[Intel-gfx] [PATCH] drm/i915: Handle Intel igfx + Intel dgfx hybrid graphics setup

Tue Oct 5 13:05:25 UTC 2021

Hi, Tvrtko,

On 10/5/21 13:31, Tvrtko Ursulin wrote:
> From: Tvrtko Ursulin <tvrtko.ursulin at intel.com>
>
> In short this makes i915 work for hybrid setups (DRI_PRIME=1 with Mesa)
> when rendering is done on Intel dgfx and scanout/composition on Intel
> igfx.
>
> Before this patch the driver was not quite ready for that setup, mainly
> because it was able to emit a semaphore wait between the two GPUs, which
> results in deadlocks because semaphore target location in HWSP is neither
> shared between the two, nor mapped in both GGTT spaces.
>
> To fix it the patch adds an additional check to a couple of relevant code
> paths in order to prevent using semaphores for inter-engine
> synchronisation when relevant objects are not in the same GGTT space.
>
> v2:
>   * Avoid adding rq->i915. (Chris)
>
> v3:
>   * Use GGTT which describes the limit more precisely.
>
> Signed-off-by: Tvrtko Ursulin <tvrtko.ursulin at intel.com>
> Cc: Daniel Vetter <daniel.vetter at ffwll.ch>
> Cc: Matthew Auld <matthew.auld at intel.com>
> Cc: Thomas Hellström <thomas.hellstrom at linux.intel.com>

An IMO pretty important bugfix. I read up a bit on the previous 
discussion on this, and from what I understand the other two options were

1) Ripping out the semaphore code,
2) Consider dma-fences from other instances of the same driver as foreign.

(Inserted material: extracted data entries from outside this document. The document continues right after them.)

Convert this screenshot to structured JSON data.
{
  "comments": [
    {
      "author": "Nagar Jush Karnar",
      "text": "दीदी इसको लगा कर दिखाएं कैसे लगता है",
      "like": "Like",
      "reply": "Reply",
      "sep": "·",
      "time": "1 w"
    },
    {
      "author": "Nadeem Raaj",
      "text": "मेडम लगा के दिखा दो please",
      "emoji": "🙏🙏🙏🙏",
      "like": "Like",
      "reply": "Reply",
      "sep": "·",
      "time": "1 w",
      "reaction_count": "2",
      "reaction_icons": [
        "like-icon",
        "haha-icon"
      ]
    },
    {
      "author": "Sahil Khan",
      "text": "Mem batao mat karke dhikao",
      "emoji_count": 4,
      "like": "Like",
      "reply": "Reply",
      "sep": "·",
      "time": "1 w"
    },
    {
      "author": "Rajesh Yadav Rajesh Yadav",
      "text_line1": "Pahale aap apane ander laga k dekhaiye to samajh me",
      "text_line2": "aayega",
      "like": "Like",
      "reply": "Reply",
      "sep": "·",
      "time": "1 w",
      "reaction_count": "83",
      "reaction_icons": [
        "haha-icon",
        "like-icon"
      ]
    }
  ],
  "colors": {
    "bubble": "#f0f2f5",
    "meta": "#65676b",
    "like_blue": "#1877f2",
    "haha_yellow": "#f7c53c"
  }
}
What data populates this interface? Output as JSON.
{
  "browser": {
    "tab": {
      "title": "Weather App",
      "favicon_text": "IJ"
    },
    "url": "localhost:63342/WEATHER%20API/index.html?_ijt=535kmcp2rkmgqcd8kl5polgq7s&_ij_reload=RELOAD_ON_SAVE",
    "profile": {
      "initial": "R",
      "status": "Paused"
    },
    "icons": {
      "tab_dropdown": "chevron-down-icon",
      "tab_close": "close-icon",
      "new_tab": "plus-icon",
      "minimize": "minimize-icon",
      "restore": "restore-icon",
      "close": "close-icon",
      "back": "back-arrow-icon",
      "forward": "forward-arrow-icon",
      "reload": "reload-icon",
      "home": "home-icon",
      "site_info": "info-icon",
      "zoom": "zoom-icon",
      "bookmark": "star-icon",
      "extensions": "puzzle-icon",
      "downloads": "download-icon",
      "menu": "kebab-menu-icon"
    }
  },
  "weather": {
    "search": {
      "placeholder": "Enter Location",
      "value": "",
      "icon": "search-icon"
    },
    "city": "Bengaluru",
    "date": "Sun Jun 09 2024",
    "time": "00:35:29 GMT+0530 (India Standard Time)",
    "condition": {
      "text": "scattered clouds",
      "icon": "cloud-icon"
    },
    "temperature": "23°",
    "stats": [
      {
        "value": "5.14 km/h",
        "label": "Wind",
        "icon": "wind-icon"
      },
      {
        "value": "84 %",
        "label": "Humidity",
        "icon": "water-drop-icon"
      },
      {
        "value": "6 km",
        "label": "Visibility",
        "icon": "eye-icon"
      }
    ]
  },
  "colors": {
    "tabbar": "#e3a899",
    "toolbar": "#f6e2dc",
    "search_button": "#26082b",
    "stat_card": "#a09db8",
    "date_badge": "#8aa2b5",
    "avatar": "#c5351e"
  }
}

For imported dma-bufs we do 2), but particularly with lmem and p2p 
that's a more straightforward decision.

I don't think 1) is a reasonable approach to fix this bug, (but perhaps 
as a general cleanup?), and for 2) yes I guess we might end up doing 
that, unless we find some real benefits in treating 
same-driver-separate-device dma-fences as local, but for this particular 
bug, IMO this is a reasonable fix.

So,

Reviewed-by: Thomas Hellström <thomas.hellstrom at linux.intel.com>

> ---
>   drivers/gpu/drm/i915/i915_request.c | 12 +++++++++++-
>   1 file changed, 11 insertions(+), 1 deletion(-)
>
> diff --git a/drivers/gpu/drm/i915/i915_request.c b/drivers/gpu/drm/i915/i915_request.c
> index 79da5eca60af..4f189982f67e 100644
> --- a/drivers/gpu/drm/i915/i915_request.c
> +++ b/drivers/gpu/drm/i915/i915_request.c
> @@ -1145,6 +1145,12 @@ __emit_semaphore_wait(struct i915_request *to,
>   	return 0;
>   }
>   
> +static bool
> +can_use_semaphore_wait(struct i915_request *to, struct i915_request *from)
> +{
> +	return to->engine->gt->ggtt == from->engine->gt->ggtt;
> +}
> +
>   static int
>   emit_semaphore_wait(struct i915_request *to,
>   		    struct i915_request *from,
> @@ -1153,6 +1159,9 @@ emit_semaphore_wait(struct i915_request *to,
>   	const intel_engine_mask_t mask = READ_ONCE(from->engine)->mask;
>   	struct i915_sw_fence *wait = &to->submit;
>   
> +	if (!can_use_semaphore_wait(to, from))
> +		goto await_fence;
> +
>   	if (!intel_context_use_semaphores(to->context))
>   		goto await_fence;
>   
> @@ -1256,7 +1265,8 @@ __i915_request_await_execution(struct i915_request *to,
>   	 * immediate execution, and so we must wait until it reaches the
>   	 * active slot.
>   	 */
> -	if (intel_engine_has_semaphores(to->engine) &&
> +	if (can_use_semaphore_wait(to, from) &&
> +	    intel_engine_has_semaphores(to->engine) &&
>   	    !i915_request_has_initial_breadcrumb(to)) {
>   		err = __emit_semaphore_wait(to, from, from->fence.seqno - 1);
>   		if (err < 0)